NEExT: Network Embedding Experimentation Toolkit

NEExT is a powerful Python framework for graph analysis, embedding computation, and machine learning on graph-structured data. It provides a unified interface for working with different graph backends (NetworkX and iGraph), computing node features, generating graph embeddings, and training machine learning models.

📚 Documentation

Detailed documentation is available in the docs directory. Build it locally or visit the online documentation at NEExT Documentation.

🌟 Features

Flexible Graph Handling
- Support for both NetworkX and iGraph backends
- Automatic graph reindexing and largest component filtering
- Node sampling capabilities for large graphs
- Rich attribute support for nodes and edges
Comprehensive Node Features
- PageRank
- Degree Centrality
- Closeness Centrality
- Betweenness Centrality
- Eigenvector Centrality
- Clustering Coefficient
- Local Efficiency
- LSME (Local Structural Motif Embeddings)
Graph Embeddings
- Approximate Wasserstein
- Exact Wasserstein
- Sinkhorn Vectorizer
- Customizable embedding dimensions
Machine Learning Integration
- Classification and regression support
- Dataset balancing options
- Cross-validation with customizable splits
- Feature importance analysis

Custom Node Feature Functions

NEExT allows you to define and compute your own custom node feature functions alongside the built-in ones. This provides great flexibility for experimenting with novel graph metrics.
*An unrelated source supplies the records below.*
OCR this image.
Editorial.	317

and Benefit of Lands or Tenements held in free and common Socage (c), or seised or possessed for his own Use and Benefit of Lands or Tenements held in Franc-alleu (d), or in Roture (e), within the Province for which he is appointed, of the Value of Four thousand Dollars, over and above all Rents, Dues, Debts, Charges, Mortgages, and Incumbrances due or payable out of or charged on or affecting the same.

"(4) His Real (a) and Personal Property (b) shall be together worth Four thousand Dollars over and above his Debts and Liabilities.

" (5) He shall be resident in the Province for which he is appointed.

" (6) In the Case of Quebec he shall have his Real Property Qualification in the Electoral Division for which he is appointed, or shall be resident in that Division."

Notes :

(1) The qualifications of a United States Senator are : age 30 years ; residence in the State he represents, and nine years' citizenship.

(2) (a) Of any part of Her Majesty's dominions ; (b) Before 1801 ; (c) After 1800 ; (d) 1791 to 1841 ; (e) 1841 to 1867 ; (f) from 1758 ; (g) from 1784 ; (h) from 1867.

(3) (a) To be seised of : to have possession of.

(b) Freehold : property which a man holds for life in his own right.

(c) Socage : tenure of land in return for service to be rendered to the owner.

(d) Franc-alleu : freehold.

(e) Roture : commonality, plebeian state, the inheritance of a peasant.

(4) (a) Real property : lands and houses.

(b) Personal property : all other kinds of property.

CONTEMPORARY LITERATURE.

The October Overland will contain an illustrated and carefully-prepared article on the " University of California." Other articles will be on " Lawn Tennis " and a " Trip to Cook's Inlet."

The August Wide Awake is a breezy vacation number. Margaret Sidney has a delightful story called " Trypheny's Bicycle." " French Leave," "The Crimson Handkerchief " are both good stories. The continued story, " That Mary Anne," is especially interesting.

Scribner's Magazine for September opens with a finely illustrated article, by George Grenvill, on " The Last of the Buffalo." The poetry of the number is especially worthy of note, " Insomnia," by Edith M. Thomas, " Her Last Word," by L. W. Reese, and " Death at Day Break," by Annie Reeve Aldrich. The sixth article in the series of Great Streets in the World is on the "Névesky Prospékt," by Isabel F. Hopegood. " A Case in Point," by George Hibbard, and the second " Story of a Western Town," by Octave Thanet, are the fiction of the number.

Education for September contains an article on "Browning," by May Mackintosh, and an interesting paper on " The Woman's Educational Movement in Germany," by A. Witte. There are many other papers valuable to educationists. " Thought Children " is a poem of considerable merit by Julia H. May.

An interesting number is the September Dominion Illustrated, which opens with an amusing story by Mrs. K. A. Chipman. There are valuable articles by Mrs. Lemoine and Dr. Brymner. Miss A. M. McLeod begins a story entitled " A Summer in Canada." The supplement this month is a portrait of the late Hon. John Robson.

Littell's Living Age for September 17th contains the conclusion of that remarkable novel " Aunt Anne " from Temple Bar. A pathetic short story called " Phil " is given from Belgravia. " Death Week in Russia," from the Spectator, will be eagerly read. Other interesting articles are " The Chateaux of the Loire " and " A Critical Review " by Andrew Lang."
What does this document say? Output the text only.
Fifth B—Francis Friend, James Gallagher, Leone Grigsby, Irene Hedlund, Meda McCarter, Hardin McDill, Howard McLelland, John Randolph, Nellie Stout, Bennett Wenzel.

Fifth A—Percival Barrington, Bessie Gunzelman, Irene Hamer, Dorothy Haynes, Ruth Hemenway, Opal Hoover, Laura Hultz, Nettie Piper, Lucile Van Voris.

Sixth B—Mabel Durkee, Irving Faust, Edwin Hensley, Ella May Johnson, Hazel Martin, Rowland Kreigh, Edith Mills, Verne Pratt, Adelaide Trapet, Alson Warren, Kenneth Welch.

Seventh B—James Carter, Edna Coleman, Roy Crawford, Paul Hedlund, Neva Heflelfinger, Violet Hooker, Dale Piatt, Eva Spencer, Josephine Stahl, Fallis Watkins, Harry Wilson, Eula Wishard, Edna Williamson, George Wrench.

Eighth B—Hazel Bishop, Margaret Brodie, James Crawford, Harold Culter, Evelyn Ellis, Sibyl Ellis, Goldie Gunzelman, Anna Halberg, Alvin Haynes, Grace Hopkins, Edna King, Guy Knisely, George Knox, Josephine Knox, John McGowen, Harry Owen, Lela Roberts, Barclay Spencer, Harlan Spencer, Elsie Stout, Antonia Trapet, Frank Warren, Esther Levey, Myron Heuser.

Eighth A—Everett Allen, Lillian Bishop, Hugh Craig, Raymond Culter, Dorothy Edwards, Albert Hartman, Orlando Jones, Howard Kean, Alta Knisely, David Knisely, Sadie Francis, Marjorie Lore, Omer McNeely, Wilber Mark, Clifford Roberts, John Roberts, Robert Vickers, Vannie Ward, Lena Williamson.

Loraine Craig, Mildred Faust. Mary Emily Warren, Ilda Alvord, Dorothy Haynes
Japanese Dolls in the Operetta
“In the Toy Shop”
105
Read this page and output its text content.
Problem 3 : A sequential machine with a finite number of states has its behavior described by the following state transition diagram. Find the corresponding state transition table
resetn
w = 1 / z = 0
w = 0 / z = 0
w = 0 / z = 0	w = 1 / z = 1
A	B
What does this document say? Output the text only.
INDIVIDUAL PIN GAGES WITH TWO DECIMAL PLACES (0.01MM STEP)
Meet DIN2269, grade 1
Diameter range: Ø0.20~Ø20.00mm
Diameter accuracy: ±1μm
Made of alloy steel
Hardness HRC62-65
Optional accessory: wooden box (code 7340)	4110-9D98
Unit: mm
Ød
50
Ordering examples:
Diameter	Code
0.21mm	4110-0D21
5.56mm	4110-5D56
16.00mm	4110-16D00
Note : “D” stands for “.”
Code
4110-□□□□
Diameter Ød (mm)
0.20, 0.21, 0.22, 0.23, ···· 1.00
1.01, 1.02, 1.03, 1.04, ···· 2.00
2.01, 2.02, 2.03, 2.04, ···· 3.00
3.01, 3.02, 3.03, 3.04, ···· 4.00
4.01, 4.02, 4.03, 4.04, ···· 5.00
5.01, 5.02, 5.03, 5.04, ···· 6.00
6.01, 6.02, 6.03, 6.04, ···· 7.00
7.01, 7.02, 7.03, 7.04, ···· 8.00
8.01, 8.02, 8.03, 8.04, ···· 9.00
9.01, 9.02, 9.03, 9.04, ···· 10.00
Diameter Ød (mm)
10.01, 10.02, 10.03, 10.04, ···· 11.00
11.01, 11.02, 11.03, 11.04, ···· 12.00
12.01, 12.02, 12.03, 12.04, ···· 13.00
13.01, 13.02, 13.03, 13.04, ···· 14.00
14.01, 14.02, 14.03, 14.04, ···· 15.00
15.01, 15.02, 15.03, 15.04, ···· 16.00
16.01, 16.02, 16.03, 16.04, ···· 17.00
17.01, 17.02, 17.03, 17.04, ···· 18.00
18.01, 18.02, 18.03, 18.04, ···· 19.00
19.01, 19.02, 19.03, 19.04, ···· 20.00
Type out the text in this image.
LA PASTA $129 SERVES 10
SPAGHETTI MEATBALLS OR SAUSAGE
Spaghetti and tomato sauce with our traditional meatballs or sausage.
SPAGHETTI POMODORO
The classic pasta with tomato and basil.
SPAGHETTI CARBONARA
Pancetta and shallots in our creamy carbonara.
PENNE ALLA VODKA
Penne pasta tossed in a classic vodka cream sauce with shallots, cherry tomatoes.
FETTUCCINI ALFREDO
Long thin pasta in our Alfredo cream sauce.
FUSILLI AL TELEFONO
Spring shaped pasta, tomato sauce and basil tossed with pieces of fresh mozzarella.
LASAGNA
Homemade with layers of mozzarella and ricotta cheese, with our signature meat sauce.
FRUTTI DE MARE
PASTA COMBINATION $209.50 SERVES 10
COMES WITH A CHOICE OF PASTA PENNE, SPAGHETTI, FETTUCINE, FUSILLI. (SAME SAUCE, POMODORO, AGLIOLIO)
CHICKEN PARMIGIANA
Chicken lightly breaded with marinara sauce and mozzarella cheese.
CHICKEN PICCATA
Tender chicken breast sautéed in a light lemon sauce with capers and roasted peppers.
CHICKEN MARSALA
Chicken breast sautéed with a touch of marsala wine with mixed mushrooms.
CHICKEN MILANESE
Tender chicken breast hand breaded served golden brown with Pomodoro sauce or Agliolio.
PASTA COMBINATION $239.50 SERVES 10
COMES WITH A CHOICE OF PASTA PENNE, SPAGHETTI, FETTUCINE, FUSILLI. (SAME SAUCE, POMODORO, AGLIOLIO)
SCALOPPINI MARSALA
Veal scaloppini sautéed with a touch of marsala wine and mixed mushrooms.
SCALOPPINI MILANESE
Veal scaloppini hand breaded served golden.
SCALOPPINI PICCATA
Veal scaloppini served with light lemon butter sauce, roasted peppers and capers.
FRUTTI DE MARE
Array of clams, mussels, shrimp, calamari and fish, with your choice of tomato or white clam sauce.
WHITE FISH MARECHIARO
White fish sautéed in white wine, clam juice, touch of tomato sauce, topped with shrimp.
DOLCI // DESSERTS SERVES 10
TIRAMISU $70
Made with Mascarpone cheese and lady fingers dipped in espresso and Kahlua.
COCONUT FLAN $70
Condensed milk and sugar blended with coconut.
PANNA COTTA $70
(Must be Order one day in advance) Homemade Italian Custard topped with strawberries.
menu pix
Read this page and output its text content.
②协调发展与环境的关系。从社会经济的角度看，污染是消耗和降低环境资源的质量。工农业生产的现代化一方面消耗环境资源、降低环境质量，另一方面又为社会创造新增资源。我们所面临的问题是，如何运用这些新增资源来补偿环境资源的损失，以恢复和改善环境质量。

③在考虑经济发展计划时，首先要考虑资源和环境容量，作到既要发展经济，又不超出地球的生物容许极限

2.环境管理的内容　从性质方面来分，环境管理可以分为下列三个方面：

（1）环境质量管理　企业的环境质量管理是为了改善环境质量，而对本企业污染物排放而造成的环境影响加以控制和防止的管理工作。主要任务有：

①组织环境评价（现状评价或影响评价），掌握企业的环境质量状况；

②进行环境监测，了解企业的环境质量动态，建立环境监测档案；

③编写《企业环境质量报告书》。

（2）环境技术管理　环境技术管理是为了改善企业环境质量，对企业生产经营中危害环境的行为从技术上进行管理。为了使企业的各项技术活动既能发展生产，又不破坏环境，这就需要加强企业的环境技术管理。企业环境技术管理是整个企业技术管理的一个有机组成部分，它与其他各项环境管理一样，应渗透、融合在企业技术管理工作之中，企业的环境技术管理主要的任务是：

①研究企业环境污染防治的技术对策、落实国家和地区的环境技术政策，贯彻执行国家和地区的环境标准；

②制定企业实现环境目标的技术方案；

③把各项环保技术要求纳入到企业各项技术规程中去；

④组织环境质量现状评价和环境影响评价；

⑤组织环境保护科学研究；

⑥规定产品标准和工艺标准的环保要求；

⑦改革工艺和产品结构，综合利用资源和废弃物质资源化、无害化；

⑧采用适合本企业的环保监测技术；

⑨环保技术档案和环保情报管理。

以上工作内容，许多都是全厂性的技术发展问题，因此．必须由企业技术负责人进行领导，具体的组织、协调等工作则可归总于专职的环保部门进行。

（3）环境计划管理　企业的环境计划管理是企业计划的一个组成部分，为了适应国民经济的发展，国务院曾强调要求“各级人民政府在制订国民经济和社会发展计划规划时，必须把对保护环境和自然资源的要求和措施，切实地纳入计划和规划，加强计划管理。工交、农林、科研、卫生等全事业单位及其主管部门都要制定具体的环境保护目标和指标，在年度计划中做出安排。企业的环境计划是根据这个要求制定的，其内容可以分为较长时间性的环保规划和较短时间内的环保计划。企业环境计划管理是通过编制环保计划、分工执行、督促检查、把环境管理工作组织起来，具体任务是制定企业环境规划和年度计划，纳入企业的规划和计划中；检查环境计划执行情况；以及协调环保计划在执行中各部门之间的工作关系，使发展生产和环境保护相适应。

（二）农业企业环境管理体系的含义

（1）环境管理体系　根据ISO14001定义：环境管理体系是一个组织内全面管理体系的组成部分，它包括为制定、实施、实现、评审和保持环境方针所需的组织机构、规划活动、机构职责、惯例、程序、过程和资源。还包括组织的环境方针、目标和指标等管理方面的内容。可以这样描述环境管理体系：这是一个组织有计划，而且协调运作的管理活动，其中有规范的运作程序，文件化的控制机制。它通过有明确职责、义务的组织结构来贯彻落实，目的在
Defining a Custom Feature Function:

Your custom feature function must adhere to the following structure:

Input: It must accept a single argument, which will be a graph object. This object provides access to the graph's structure (nodes, edges) and properties (e.g., graph.nodes, graph.graph_id, graph.G which is the underlying NetworkX or iGraph object).
Output: It must return a pandas.DataFrame with the following specific columns in order:
- "node_id": Identifiers for the nodes for which features are computed.
- "graph_id": The identifier of the graph to which these nodes belong.
- One or more feature columns: These columns should contain the computed feature values. The naming convention for these columns should ideally follow the pattern your_feature_name_0, your_feature_name_1, etc., if your feature has multiple components or is expanded over hops (though a single feature column like your_feature_name is also acceptable).

Example:

Here's how you can define a simple custom feature function and use it:

import pandas as pd

# 1. Define your custom feature function
# This function must be defined at the top level of your script/module
# if you plan to use multiprocessing (n_jobs != 1).
def my_node_degree_squared(graph):
    nodes = list(graph.nodes) # or range(graph.G.vcount()) for igraph if nodes are 0-indexed
    graph_id = graph.graph_id
    
    if hasattr(graph.G, 'degree'): # Handles both NetworkX and iGraph
        if isinstance(graph.G, nx.Graph): # NetworkX
            degrees = [graph.G.degree(n) for n in nodes]
        else: # iGraph
            degrees = graph.G.degree(nodes)
    else:
        raise TypeError("Graph object does not have a degree method.")
        
    degree_squared_values = [d**2 for d in degrees]
    
    df = pd.DataFrame({
        'node_id': nodes,
        'graph_id': graph_id,
        'degree_sq_0': degree_squared_values
    })
    # Ensure the correct column order
    return df[['node_id', 'graph_id', 'degree_sq_0']]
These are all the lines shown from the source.